De acordo com o estudo, poderá haver migração de determinadas culturas, de regiões onde elas são tradicionais para outras onde hoje elas não ocorrem. Da mesma forma, áreas que atualmente são grandes produtoras de algumas espécies, especialmente grãos, podem não estar mais aptas climaticamente para esse plantio. Ou seja, algumas culturas perderão espaço (área) em regiões que hoje são consideradas de baixo risco climático para elas, mas poderão ganhar espaço em outros locais, que passarão a ser considerados de baixo risco. Os modelos climáticos utilizados no estudo da Embrapa/Cepagri indicam que pode haver uma relação entre o surgimento dessas instabilidades climáticas e o aquecimento global, embora tal relação ainda seja uma questão discutida pela comunidade científica mundial. Na época em que o estudo foi elaborado (2008), tais modelos permitiam prever que os episódios de instabilidade climática começariam a ser percebidas mundialmente – com maior ênfase nas áreas de clima tropical – em 14 ou 15 anos, ou seja, a partir de 2020. Passados seis anos e tivemos no Brasil, no verão 2013/2014, um exemplo típico das instabilidades previstas. Isso não significa, porém, que esses problemas climáticos se repetirão a cada ano. Segundo os especialistas, eles deverão voltar a ocorrer, a princípio a intervalos mais espaçados e irregulares que depois ficarão mais próximos e mais regulares até que novas condições climáticas se estabilizarão, o que leva cerca de pelo menos 20 anos.

Perdas e ganhos.

O café poderá perder aproximadamente 33% da atual área de baixo risco climático em grandes estados produtores como São Paulo e Minas Gerais, mas poderá ter ganhos na região sul, hoje restrita a esta cultura por causa do alto risco de geadas.A ocorrência desses fenômenos extremos deverá se reduzir no sul do Brasil, fazendo com que a região se torne mais propícia ao plantio de café, cana de açúcar, e outras espécies, como a mandioca, por exemplo, mas não mais ao plantio de soja, uma vez que esta porção do território estará mais sujeita a estresse hídrico e também à ocorrência de chuvas – em forma de fortes temporais – justamente nos meses de colheita da soja (verão).

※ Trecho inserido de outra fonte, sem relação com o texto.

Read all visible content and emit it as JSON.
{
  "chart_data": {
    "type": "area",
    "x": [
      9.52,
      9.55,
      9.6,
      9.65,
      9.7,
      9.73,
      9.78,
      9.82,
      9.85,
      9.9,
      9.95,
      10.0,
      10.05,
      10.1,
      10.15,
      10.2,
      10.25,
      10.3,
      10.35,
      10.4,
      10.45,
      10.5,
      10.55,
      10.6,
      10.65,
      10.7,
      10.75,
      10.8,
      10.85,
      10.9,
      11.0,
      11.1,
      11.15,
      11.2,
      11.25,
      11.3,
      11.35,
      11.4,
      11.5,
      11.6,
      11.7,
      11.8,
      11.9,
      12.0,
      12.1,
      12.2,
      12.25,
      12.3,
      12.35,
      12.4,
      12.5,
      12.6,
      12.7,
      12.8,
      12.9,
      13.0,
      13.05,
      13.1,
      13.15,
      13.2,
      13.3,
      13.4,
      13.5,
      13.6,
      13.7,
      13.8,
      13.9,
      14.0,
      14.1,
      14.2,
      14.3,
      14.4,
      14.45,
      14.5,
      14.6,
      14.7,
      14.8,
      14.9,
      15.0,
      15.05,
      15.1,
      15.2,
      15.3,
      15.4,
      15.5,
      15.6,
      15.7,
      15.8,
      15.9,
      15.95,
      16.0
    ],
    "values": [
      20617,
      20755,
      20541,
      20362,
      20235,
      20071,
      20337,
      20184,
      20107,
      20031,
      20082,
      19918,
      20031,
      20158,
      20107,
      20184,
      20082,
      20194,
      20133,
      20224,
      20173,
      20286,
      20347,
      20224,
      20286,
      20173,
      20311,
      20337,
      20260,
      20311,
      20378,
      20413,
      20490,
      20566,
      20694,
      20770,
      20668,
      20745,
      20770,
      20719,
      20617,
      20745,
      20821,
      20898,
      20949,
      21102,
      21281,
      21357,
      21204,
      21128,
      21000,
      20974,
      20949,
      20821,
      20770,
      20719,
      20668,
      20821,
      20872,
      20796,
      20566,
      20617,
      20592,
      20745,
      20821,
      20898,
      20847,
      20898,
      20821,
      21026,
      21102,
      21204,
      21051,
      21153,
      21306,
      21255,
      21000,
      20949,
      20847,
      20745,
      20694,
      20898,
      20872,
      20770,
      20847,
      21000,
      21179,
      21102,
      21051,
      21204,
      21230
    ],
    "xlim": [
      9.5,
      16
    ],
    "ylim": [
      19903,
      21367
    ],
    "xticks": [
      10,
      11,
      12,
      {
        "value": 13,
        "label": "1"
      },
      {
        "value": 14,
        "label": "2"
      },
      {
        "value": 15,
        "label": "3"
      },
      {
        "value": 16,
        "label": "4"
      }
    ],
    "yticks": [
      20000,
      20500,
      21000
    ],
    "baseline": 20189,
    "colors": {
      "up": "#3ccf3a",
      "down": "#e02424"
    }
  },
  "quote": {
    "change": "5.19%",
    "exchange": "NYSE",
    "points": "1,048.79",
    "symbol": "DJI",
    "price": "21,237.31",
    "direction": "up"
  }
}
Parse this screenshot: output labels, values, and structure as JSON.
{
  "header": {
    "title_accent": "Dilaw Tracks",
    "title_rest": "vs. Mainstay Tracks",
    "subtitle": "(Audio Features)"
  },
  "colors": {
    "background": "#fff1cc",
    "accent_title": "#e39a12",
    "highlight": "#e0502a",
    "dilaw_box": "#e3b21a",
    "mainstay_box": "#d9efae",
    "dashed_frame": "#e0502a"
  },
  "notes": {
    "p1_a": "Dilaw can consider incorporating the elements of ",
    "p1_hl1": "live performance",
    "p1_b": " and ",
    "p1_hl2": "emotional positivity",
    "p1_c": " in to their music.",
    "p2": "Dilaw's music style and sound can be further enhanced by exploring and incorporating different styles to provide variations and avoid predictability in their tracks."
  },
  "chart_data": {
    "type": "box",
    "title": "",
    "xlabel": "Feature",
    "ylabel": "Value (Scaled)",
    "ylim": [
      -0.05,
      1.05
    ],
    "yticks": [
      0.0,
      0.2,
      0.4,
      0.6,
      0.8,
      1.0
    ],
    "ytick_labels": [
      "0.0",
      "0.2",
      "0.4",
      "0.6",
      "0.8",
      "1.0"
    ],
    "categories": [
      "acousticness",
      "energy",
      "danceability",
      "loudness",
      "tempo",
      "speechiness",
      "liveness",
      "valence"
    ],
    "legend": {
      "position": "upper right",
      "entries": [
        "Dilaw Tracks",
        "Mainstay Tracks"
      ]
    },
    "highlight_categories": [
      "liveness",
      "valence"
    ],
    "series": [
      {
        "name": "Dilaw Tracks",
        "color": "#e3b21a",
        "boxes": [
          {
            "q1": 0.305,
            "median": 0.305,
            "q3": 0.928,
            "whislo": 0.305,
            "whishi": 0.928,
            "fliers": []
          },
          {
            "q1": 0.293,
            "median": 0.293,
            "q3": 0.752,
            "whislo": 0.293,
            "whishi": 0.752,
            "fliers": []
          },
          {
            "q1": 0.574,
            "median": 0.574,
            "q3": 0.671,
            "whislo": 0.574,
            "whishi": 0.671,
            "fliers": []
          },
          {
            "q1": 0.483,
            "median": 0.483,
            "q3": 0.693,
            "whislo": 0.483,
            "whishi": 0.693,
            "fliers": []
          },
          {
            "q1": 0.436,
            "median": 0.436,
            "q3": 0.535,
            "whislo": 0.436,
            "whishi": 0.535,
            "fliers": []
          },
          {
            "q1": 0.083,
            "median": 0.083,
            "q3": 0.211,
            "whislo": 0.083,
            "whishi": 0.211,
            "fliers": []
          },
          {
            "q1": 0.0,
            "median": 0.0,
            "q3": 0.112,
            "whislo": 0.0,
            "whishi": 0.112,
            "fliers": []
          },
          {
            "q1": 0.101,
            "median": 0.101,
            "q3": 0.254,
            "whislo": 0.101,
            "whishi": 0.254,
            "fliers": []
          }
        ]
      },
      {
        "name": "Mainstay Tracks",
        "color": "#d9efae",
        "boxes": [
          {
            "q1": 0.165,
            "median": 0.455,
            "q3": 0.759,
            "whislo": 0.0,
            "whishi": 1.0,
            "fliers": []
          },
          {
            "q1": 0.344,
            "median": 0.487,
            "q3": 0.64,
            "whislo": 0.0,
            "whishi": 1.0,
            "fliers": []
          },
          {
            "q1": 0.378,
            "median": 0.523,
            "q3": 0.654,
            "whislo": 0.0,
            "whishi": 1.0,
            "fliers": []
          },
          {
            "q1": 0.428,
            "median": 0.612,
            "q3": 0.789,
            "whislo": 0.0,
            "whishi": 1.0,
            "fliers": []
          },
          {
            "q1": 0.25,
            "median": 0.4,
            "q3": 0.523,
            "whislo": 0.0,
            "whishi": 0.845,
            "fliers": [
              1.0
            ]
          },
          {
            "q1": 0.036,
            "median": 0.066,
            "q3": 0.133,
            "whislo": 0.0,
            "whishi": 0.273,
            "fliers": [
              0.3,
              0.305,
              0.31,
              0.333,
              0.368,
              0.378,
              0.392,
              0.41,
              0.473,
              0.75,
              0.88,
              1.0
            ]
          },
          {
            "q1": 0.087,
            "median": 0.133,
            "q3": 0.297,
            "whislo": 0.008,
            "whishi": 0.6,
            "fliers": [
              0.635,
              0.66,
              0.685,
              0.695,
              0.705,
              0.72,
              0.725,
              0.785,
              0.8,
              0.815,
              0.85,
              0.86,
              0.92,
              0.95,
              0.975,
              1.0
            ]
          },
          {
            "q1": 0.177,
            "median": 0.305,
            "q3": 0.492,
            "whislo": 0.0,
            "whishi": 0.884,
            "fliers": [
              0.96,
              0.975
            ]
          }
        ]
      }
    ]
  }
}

Vale ressaltar que a cana de açucar é uma das poucas culturas a serem favorecidas por uma eventual mudança de clima no Brasil, podendo chegar a dobrar sua área de ocorrência. No sul do país, por exemplo, áreas que hoje apresentam restrições à cana, também pelo alto risco de geadas – principalmente no Rio Grande do Sul – poderão se tornar áreas com grande potencial produtivo para esta gramínea, em 20 ou 30 anos.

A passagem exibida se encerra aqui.